What we were looking forward to most about the festivities were the big fireworks that we had heard were part of the celebrations. Unfortunately we found out that the fireworks aren’t to be held in Dublin this year. By some strange backward thinking they’d moved the location for the fireworks to Cashel, Tipperary. Population Cashel: 11,000. Population Dublin: 1.2million…. hmmm.
We’ll be off to see the parade soon and will be sure to snap a few photos to share with you. It should be fun 🙂
Some St Patrick’s Day facts:
- While St Patrick’s Day is always on March 17th, the official celebration was moved by the Vatican this year to March 15th so that St Patrick’s Day wouldn’t fall in the Holy Week before Easter. The last time this happened was in 1940. (Secular celebrations of the day remain on the 17th)

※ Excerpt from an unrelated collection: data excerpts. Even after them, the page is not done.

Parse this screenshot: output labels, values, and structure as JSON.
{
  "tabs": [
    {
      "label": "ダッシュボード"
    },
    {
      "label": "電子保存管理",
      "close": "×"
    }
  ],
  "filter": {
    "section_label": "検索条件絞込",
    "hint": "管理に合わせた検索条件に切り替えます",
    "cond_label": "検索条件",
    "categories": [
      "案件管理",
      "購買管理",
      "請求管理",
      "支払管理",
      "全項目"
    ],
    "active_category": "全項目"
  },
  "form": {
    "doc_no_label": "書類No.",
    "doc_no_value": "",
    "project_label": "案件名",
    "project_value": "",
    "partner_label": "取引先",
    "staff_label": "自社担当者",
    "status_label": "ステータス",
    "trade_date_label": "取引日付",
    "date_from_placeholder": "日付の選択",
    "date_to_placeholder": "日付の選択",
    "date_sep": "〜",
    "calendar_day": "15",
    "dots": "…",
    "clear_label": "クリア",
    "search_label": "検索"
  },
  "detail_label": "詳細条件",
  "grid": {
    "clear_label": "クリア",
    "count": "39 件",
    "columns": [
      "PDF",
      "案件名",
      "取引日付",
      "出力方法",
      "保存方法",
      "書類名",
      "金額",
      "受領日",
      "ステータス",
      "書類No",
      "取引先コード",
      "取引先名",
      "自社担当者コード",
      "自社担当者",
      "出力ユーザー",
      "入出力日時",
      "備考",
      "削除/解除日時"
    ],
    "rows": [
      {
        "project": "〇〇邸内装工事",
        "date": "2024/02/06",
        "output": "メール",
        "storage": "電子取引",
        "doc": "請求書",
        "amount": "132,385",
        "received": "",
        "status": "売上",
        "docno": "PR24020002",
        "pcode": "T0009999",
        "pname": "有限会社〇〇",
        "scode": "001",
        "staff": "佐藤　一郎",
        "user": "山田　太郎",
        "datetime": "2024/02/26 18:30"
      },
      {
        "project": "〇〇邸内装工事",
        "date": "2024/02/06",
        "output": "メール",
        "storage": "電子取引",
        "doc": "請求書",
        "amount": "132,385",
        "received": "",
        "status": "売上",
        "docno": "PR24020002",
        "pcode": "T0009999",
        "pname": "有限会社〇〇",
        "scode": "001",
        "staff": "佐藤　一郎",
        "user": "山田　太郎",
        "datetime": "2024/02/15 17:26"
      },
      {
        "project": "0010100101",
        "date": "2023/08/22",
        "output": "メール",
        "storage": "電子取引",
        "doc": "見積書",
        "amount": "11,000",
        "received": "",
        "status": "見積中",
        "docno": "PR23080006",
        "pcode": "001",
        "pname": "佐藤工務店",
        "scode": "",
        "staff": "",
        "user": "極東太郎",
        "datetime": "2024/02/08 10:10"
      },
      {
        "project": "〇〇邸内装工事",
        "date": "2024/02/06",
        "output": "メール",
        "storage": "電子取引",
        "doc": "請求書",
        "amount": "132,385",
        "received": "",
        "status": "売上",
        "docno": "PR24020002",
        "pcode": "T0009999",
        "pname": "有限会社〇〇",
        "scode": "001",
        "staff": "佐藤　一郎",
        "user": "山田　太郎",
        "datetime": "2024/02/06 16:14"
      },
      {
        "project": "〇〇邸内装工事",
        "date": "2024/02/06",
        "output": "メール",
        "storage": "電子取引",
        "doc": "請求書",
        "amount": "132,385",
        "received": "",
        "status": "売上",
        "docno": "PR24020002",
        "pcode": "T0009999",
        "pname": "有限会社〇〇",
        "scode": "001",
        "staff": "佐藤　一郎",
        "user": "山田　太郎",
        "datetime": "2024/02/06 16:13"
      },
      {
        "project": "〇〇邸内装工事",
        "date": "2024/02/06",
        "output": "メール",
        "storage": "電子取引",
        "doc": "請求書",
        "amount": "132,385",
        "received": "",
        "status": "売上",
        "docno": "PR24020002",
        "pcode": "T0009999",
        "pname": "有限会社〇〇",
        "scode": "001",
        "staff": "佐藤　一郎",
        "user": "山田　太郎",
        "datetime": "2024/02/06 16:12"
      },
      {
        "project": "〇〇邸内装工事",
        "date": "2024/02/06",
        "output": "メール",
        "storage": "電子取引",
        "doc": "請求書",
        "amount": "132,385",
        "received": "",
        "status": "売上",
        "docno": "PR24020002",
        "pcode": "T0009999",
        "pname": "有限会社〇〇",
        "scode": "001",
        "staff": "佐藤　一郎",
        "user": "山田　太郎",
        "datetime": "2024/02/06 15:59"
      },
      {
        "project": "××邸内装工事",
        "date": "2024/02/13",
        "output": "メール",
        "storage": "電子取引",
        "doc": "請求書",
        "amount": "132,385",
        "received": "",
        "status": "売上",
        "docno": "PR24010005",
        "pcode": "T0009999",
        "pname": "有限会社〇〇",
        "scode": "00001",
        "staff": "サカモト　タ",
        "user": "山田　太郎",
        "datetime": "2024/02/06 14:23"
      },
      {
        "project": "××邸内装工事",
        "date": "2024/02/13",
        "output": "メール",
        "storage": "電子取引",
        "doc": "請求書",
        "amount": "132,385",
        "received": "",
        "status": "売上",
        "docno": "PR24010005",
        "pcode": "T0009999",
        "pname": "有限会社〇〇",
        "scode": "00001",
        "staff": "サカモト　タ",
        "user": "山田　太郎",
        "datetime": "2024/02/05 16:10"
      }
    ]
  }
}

- St Patrick was actually born in Britain. He was captured and sold into slavery to a sheep farmer in Ireland when he was 16. It was in Ireland that he came to a personal faith in God. He escaped when he was 22 and spent the next 12 years in a monastery. In his later years he felt God calling him to return to Ireland to convert the pagans. With his knowledge of the Irish language and culture, St Patrick communicated Christianity to the Irish in a way they readily understood and accepted. Over his 30 years of ministry in Ireland he saw many monasteries and churches built, planting the seeds of Christianity all throughout the country.
- Legend says that each leaf of the clover or shamrock has a meaning: the first is for hope, the second for faith, the third for love and the fourth for luck.
- The Irish flag is green, white and orange. The green symbolizes the people of the south, and orange, the people of the north. White represents the peace that brings them together as a nation.
An Irish toast: “May your blessings outnumber, the shamrocks that grow, And may trouble avoid you wherever you go.”
Comment from Gill on 2008-03-18
Thanks for background on the patron saint! Look forward to photos.
Comment from Mum- Wendy on 2008-03-19
That was a very interesting little blurb Kat. I had always wondered what the St Pats was all about. Great celebrations on the strand in Tauranga as well.